Phenomenon: When creating a new virtual machine, after the virtual machine enters the “running” state (libvirt reports running, and the qemu process starts), a disk is loaded. During the kernel startup process, the disk (vdb) is recognized, and then qemu receives a device removal event, which is fed back to libvirt. Libvirt updates the XML, causing inconsistency between the disk state recorded in the zstack database and the XML on the host.
The main issue here is that the libvirt loading device interface returns success, and the XML corresponding to the device is also added. However, this device is deleted according to the event feedback from qemu.

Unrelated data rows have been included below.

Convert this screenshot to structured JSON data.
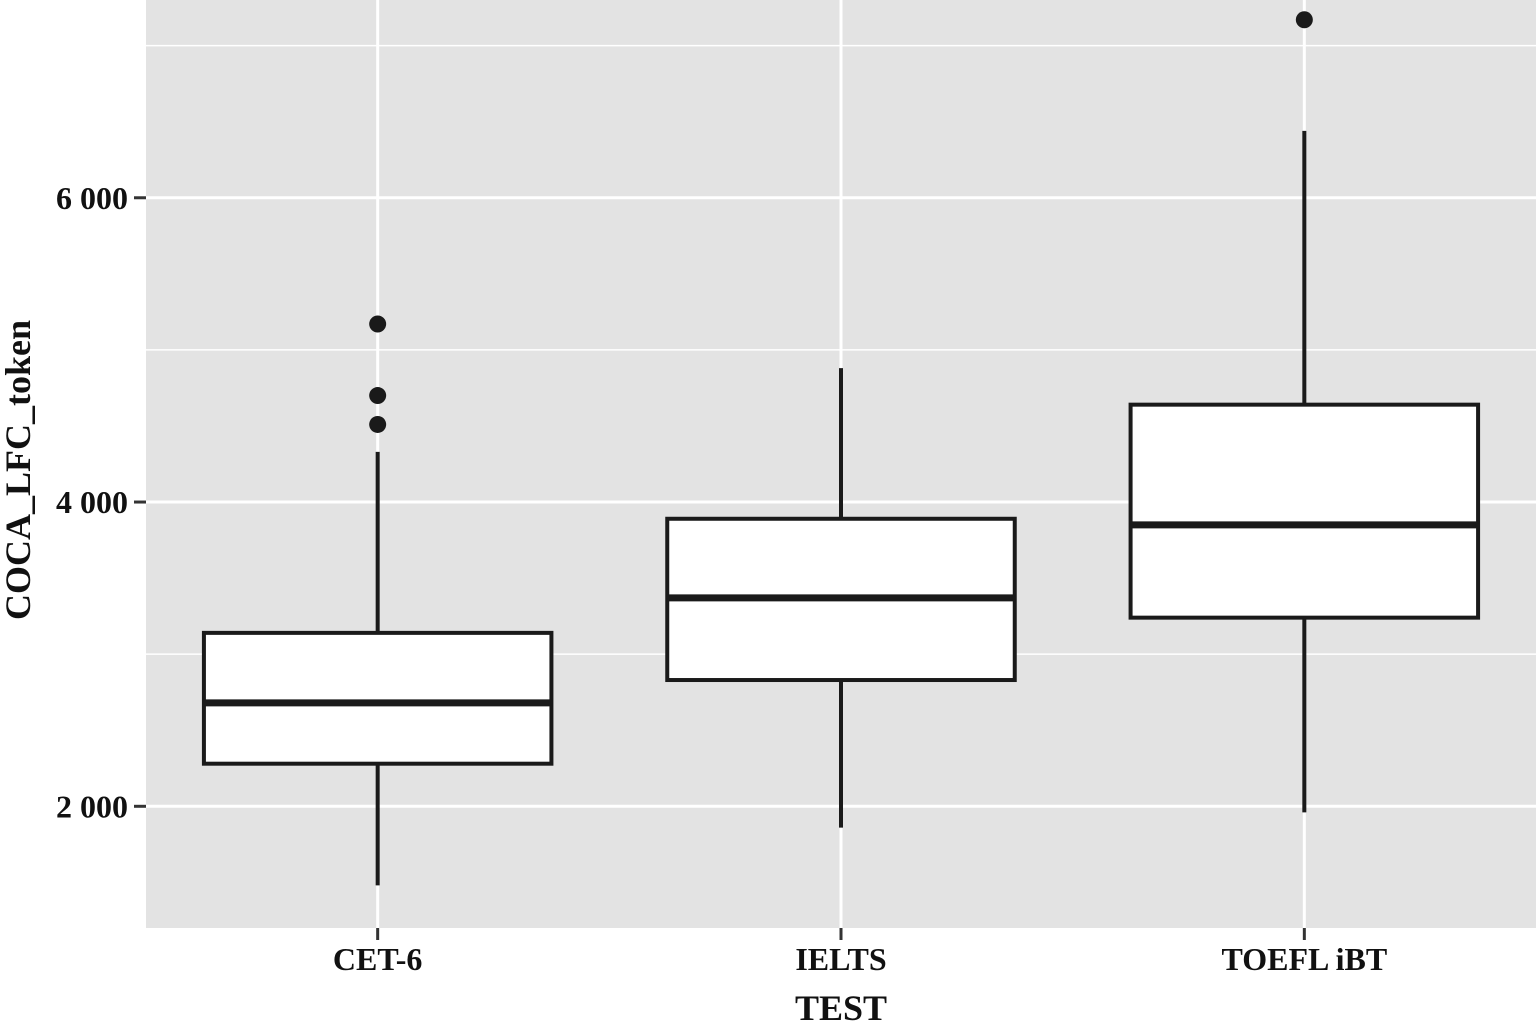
{
  "chart_data": {
    "type": "box",
    "xlabel": "TEST",
    "ylabel": "COCA_LFC_token",
    "categories": [
      "CET-6",
      "IELTS",
      "TOEFL iBT"
    ],
    "yticks": [
      2000,
      4000,
      6000
    ],
    "ytick_labels": [
      "2 000",
      "4 000",
      "6 000"
    ],
    "ylim": [
      1200,
      7300
    ],
    "grid": true,
    "colors": {
      "panel": "#e3e3e3",
      "grid": "#ffffff",
      "box_fill": "#ffffff",
      "stroke": "#1a1a1a"
    },
    "boxes": [
      {
        "category": "CET-6",
        "whisker_low": 1480,
        "q1": 2280,
        "median": 2680,
        "q3": 3140,
        "whisker_high": 4330,
        "outliers": [
          4510,
          4700,
          5170
        ]
      },
      {
        "category": "IELTS",
        "whisker_low": 1860,
        "q1": 2830,
        "median": 3370,
        "q3": 3890,
        "whisker_high": 4880,
        "outliers": []
      },
      {
        "category": "TOEFL iBT",
        "whisker_low": 1960,
        "q1": 3240,
        "median": 3850,
        "q3": 4640,
        "whisker_high": 6440,
        "outliers": [
          7170
        ]
      }
    ]
  }
}
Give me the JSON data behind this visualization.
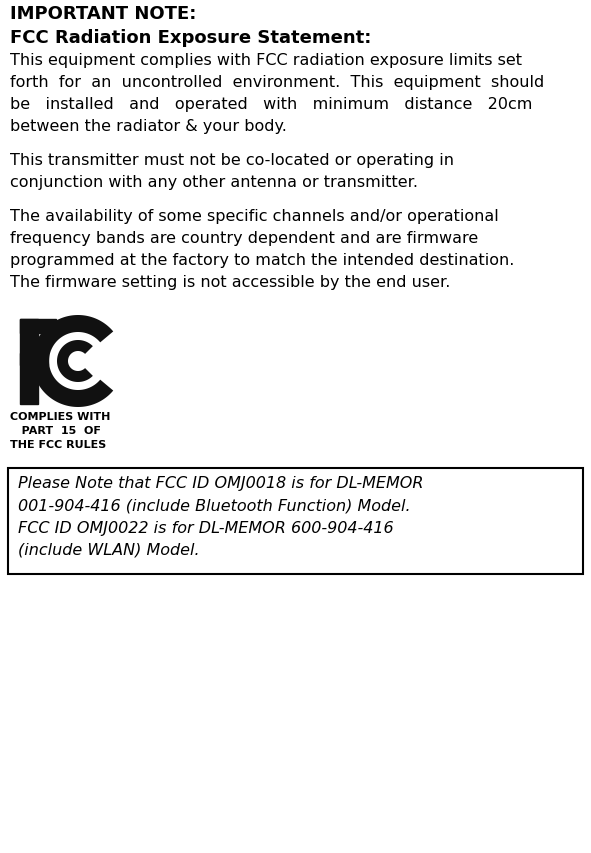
{
  "title": "IMPORTANT NOTE:",
  "subtitle": "FCC Radiation Exposure Statement:",
  "para1_lines": [
    "This equipment complies with FCC radiation exposure limits set",
    "forth  for  an  uncontrolled  environment.  This  equipment  should",
    "be   installed   and   operated   with   minimum   distance   20cm",
    "between the radiator & your body."
  ],
  "para2_lines": [
    "This transmitter must not be co-located or operating in",
    "conjunction with any other antenna or transmitter."
  ],
  "para3_lines": [
    "The availability of some specific channels and/or operational",
    "frequency bands are country dependent and are firmware",
    "programmed at the factory to match the intended destination.",
    "The firmware setting is not accessible by the end user."
  ],
  "fcc_label_lines": [
    "COMPLIES WITH",
    "   PART  15  OF",
    "THE FCC RULES"
  ],
  "box_lines": [
    "Please Note that FCC ID OMJ0018 is for DL-MEMOR",
    "001-904-416 (include Bluetooth Function) Model.",
    "FCC ID OMJ0022 is for DL-MEMOR 600-904-416",
    "(include WLAN) Model."
  ],
  "bg_color": "#ffffff",
  "text_color": "#000000",
  "fcc_logo_color": "#111111"
}
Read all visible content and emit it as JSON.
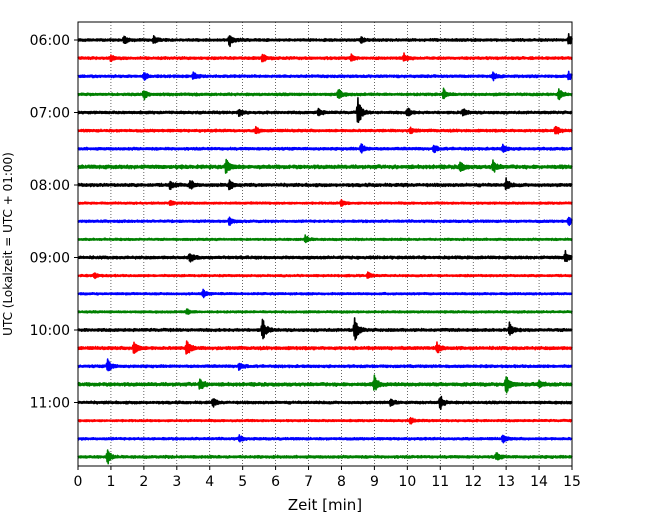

Important log information: Here, let’s first analyze the system logs in the guest OS:
Here, we notice the logs related to pciehp because this virtual machine is UEFI-booted, leading to numerous pcie-related logs (due to UEFI boot requiring the q35 machine type, which defaults to pcie devices).
The initially observed logs include an error log from pcieport:
1 | pci 0000:00:02.7: BAR 13: failed to assign [io size 0x1000] |
Followed by the recognition of the vdb device:
1 | _virtio_blk virtio6: [vdb] 104857600 512-byte logical blocks (537 GB/500 GiB) |
An external interrupt is sent to the virtual machine:
1 | pciehp 0000:00:02.7:pcie004: Slot(0-7): Attention button pressed |
Subsequently, through ausearch, it is identified that libvirt received a device deletion event, leading to the removal of the mentioned device:
libvirt received device deleted event, removing the device
Based on these scenarios, we have summarized the steps to reproduce the issue:
- During the kernel startup process
- Load the data disk.
- Check for inconsistencies between the XML and the database.
- Through repeated testing of VM boot and data disk loading, the issue can be reproduced.
Regarding the error logs mentioned above, the explanation is as follows:
pci 0000:00:02.7: BAR 13: failed to assign [io size 0x1000]
:- According to https://access.redhat.com/solutions/3144711, this error may occur because in virtualized environments, there might be more PCIe ports than in a real physical environment, leading to this error. However, it does not have any actual impact.
_virtio_blk virtio6: [vdb] 104857600 512-byte logical blocks (537 GB/500 GiB)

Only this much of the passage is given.